You don’t look like you have a Brain Injury

Awhile ago, I was told by a neurologist in the hospital that “you don’t look like you have a brain injury.” So I asked her what someone with a traumatic brain injury (TBI) looks like. Her response was “not like you!” Unbelievable! I entered the ER but the doctor couldn’t get my blood pressure to go down as I was in extreme pain. Since I was in the stroke zone, I was transferred via ambulance to a bigger hospital. I was transferred under the premise that my “neurologist would drop me” if I didn’t go to the bigger hospital. I knew this to be a lie because I had already spoke to my neurologist’s answering service and she was out of town. I was advised by the neurologist’s emergency line to go to the hospital immediately. I knew the hospital had not talked to her or her answering service as I had called back to see if the service was contacted by the hospital.

Upon arrival at the new hospital, the hospitalist treated me as though I was drug seeking. For what? I hate narcotics and refuse them every time I enter the hospital. Plus, I knew the hospital bill would include my deductible, doctor expenses, ambulance charge and medications upon leaving. From a logical perspective, why would I go through all this to get a small dose of Demerol? I live in South Florida, the drug rehabilitation capital of the world! I’m sure I could find drugs if I wanted to. I NEVER done that.

The hospitalist was contacted by my mother who was living in Michigan at the time. My mom is a registered nurse, has been my advocate and now my caretaker (she relocated about 18 months ago). The hospitalist changed his tune real quick upon speaking to my mother. I left the hospital despite my pain and high blood pressure. I wasn’t going to pay to be treated like this. I reported the ER doctor, the neurologist and hospitalist to the hospital’s risk management department. The bill was discharged and I received a written apology from the hospital. I’ve never re-entered this hospital.

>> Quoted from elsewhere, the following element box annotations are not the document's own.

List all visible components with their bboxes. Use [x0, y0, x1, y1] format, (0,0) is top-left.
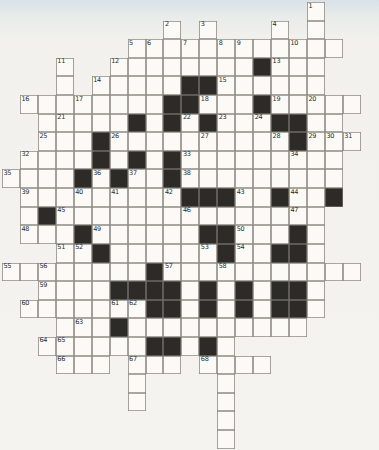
white-cell-r4-c3[interactable]: [56, 76, 74, 95]
clue-number-46: 46: [183, 207, 191, 214]
white-cell-r5-c3[interactable]: [56, 95, 74, 114]
white-cell-r21-c7[interactable]: [128, 393, 146, 412]
white-cell-r4-c7[interactable]: [128, 76, 146, 95]
white-cell-r9-c8[interactable]: [146, 169, 164, 188]
white-cell-r7-c13[interactable]: [235, 132, 253, 151]
white-cell-r3-c7[interactable]: [128, 58, 146, 77]
white-cell-r3-c17[interactable]: [307, 58, 325, 77]
white-cell-r14-c12[interactable]: 58: [217, 263, 235, 282]
white-cell-r7-c18[interactable]: 30: [325, 132, 343, 151]
white-cell-r2-c15[interactable]: [271, 39, 289, 58]
white-cell-r9-c5[interactable]: 36: [92, 169, 110, 188]
white-cell-r2-c13[interactable]: 9: [235, 39, 253, 58]
white-cell-r4-c12[interactable]: 15: [217, 76, 235, 95]
block-cell-r8-c9: [163, 151, 181, 170]
empty-r21-c5: [92, 393, 110, 412]
empty-r19-c1: [20, 356, 38, 375]
white-cell-r13-c6[interactable]: [110, 244, 128, 263]
clue-number-48: 48: [21, 226, 29, 233]
white-cell-r10-c13[interactable]: 43: [235, 188, 253, 207]
white-cell-r1-c9[interactable]: 2: [163, 21, 181, 40]
white-cell-r5-c19[interactable]: [343, 95, 361, 114]
white-cell-r3-c3[interactable]: 11: [56, 58, 74, 77]
white-cell-r8-c6[interactable]: [110, 151, 128, 170]
white-cell-r16-c17[interactable]: [307, 300, 325, 319]
white-cell-r11-c14[interactable]: [253, 207, 271, 226]
white-cell-r13-c14[interactable]: [253, 244, 271, 263]
white-cell-r17-c8[interactable]: [146, 318, 164, 337]
white-cell-r10-c6[interactable]: 41: [110, 188, 128, 207]
empty-r0-c12: [217, 2, 235, 21]
white-cell-r14-c14[interactable]: [253, 263, 271, 282]
white-cell-r13-c13[interactable]: 54: [235, 244, 253, 263]
clue-number-25: 25: [39, 133, 47, 140]
empty-r0-c4: [74, 2, 92, 21]
white-cell-r6-c13[interactable]: [235, 114, 253, 133]
white-cell-r8-c14[interactable]: [253, 151, 271, 170]
white-cell-r5-c17[interactable]: 20: [307, 95, 325, 114]
white-cell-r1-c11[interactable]: 3: [199, 21, 217, 40]
white-cell-r5-c15[interactable]: 19: [271, 95, 289, 114]
white-cell-r18-c6[interactable]: [110, 337, 128, 356]
white-cell-r2-c12[interactable]: 8: [217, 39, 235, 58]
white-cell-r4-c16[interactable]: [289, 76, 307, 95]
white-cell-r12-c13[interactable]: 50: [235, 225, 253, 244]
white-cell-r11-c4[interactable]: [74, 207, 92, 226]
white-cell-r16-c10[interactable]: [181, 300, 199, 319]
white-cell-r8-c2[interactable]: [38, 151, 56, 170]
white-cell-r2-c11[interactable]: [199, 39, 217, 58]
white-cell-r9-c0[interactable]: 35: [2, 169, 20, 188]
white-cell-r5-c4[interactable]: 17: [74, 95, 92, 114]
white-cell-r10-c3[interactable]: [56, 188, 74, 207]
empty-r22-c16: [289, 411, 307, 430]
white-cell-r4-c15[interactable]: [271, 76, 289, 95]
white-cell-r10-c14[interactable]: [253, 188, 271, 207]
white-cell-r21-c12[interactable]: [217, 393, 235, 412]
white-cell-r14-c1[interactable]: [20, 263, 38, 282]
white-cell-r19-c7[interactable]: 67: [128, 356, 146, 375]
empty-r0-c1: [20, 2, 38, 21]
clue-number-63: 63: [75, 319, 83, 326]
white-cell-r17-c15[interactable]: [271, 318, 289, 337]
white-cell-r16-c14[interactable]: [253, 300, 271, 319]
empty-r21-c11: [199, 393, 217, 412]
white-cell-r10-c2[interactable]: [38, 188, 56, 207]
white-cell-r5-c1[interactable]: 16: [20, 95, 38, 114]
white-cell-r9-c3[interactable]: [56, 169, 74, 188]
white-cell-r12-c10[interactable]: [181, 225, 199, 244]
white-cell-r17-c3[interactable]: [56, 318, 74, 337]
white-cell-r9-c11[interactable]: [199, 169, 217, 188]
white-cell-r14-c4[interactable]: [74, 263, 92, 282]
white-cell-r6-c14[interactable]: 24: [253, 114, 271, 133]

It’s not only doctors, nurses and others in the medical field that have said I don’t look like I have a TBIs and post concussion syndrome (PCS). I’d like to say back to these judgmental, uneducated people “why don’t we switch bodies for a week” and then you can tell me all about TBIs and PCS! I can’t believe people, particularly doctors and nurses have zero education on brain injuries!

Since my mom moved to South Florida, I have worked diligently with her to be my own advocate. This is how I started to heal. I’ve been educating doctors about my condition and always have my paperwork with me to show them that I’ve gone to some of the leading brain injury doctors in the world. One hospitalist has asked me to design a continuing education course for doctors, nurses, and those in the medical field about concussions, brain injuries and post concussion syndrome as very little is taught in medical schools, despite TBIs and PCS becoming a silent epidemic.

This has been a challenging opportunity, I’m not going to sugarcoat it! Finally, people are listening. I didn’t choose this condition but I have definitely turned a negative (multiple TBIs and PCS) into a positive by helping others, even if it’s just listening or giving feedback on treatments or modalities I use or have used to heal. Progress is being made!